Un fallo reciente de la Corte de Constitucionalidad,  en el que por cierto se separa de previas opiniones, ha puesto en entredicho un esfuerzo de largo plazo por lograr una reforma educativa integral y moderna. Me refiero concretamente  al  asunto de  la formación inicial docente. En  una decisión reciente del máximo tribunal constitucional se ha sentado el precedente de ordenar al Ministerio de Educación que en una escuela normal de Nebaj se cierre el bachillerato en educación y se reabra la carrera de magisterio en diversificado. Esto compromete un esfuerzo de años que se viene haciendo en la dirección de permitir que, luego de un largo proceso, se trasladara la formación de los maestros de primaria a la universidad, con la consiguiente mejora en la calidad docente.

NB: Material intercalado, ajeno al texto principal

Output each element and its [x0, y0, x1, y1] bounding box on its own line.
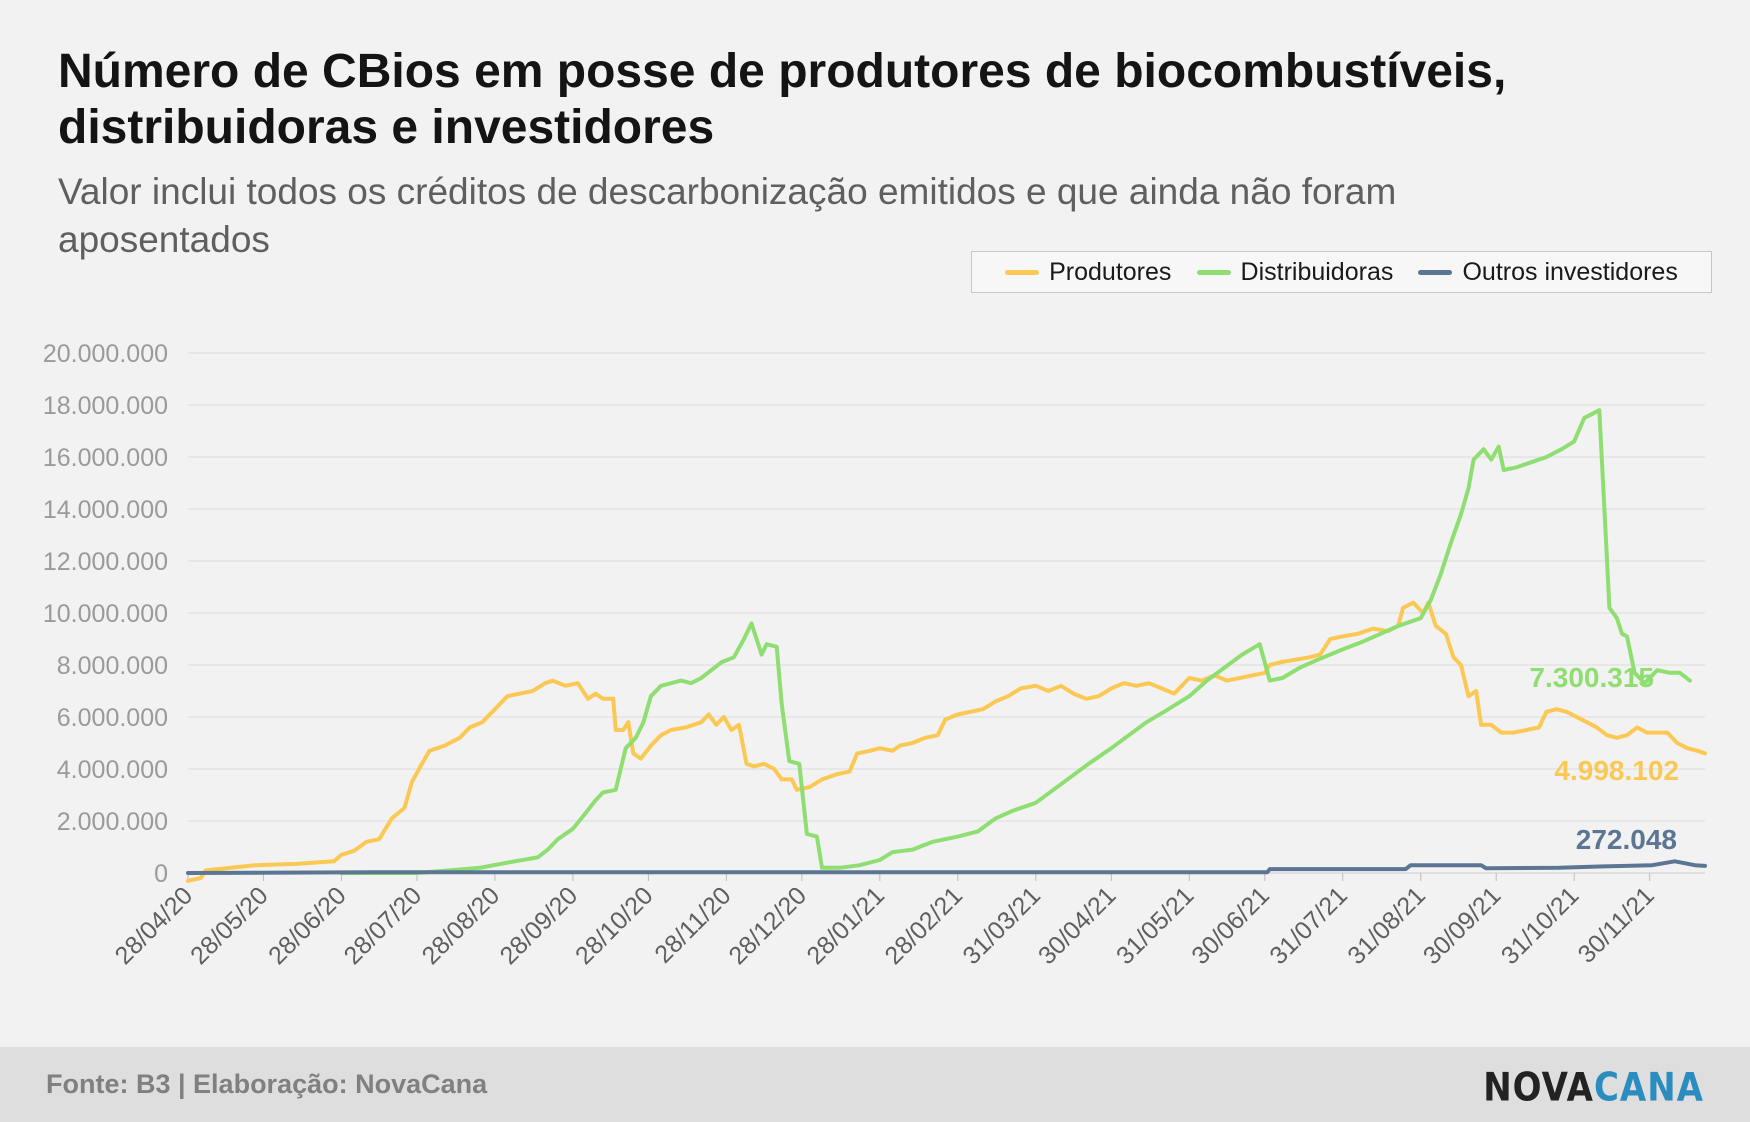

Es importante decir que la Corte de Constitucionalidad en casos similares y en reiteradas ocasiones había sostenido una misma opinión, la de señalar la constitucionalidad de la decisión del Mineduc sobre la formación inicial docente,  con el suficiente fundamento legal para explicar su fallo.  Ahora con un golpe de pluma el Tribunal gira en una dirección diferente.  Mismo tipo de caso;  similares circunstancias; con fallos anteriores en un solo sentido y con una misma legislación aplicable, pero ahora con una sorpresiva opinión diferente, solo puede sugerir que aquí ha habido una mera ocurrencia.

Nuestro ordenamiento legal es en parte responsable de este desaguisado. Resulta que en nuestra legislación existe el concepto de jurisprudencia en lo constitucional (cuando se producen 3 fallos en un mismo sentido), pero únicamente le confiere carácter referencial, ya que la misma ley se ocupa de decirnos que aún que exista dicha uniformidad, el tribunal puede después tomar una opinión diferente. En pocas palabras, la ley permite que las ocurrencias se revistan de formalidad legal.

Cuando hablamos de certeza jurídica nos referimos a un ambiente en el que prive la seguridad de que las condiciones bajo las que operamos en todos los ámbitos (social, económico, ambiental) no nos serán modificadas en el tiempo, más aún cuando ya han sido sometidas al conocimiento legal y afirmadas por los tribunales. En este caso, por las implicaciones sociales que puede traer sostener un criterio ahora diferente como el mencionado, debe ser objeto esta decisión de una  profunda reflexión, para que no retrocedamos a partir de una mera ocurrencia. Guatemala necesita dar pasos hacia adelante y darlos con certeza.  Esas son las garantías que nuestro ordenamiento legal le mandata al máximo tribunal el asegurarle a los guatemaltecos. Menos ocurrencias y más certeza es lo que demanda el país.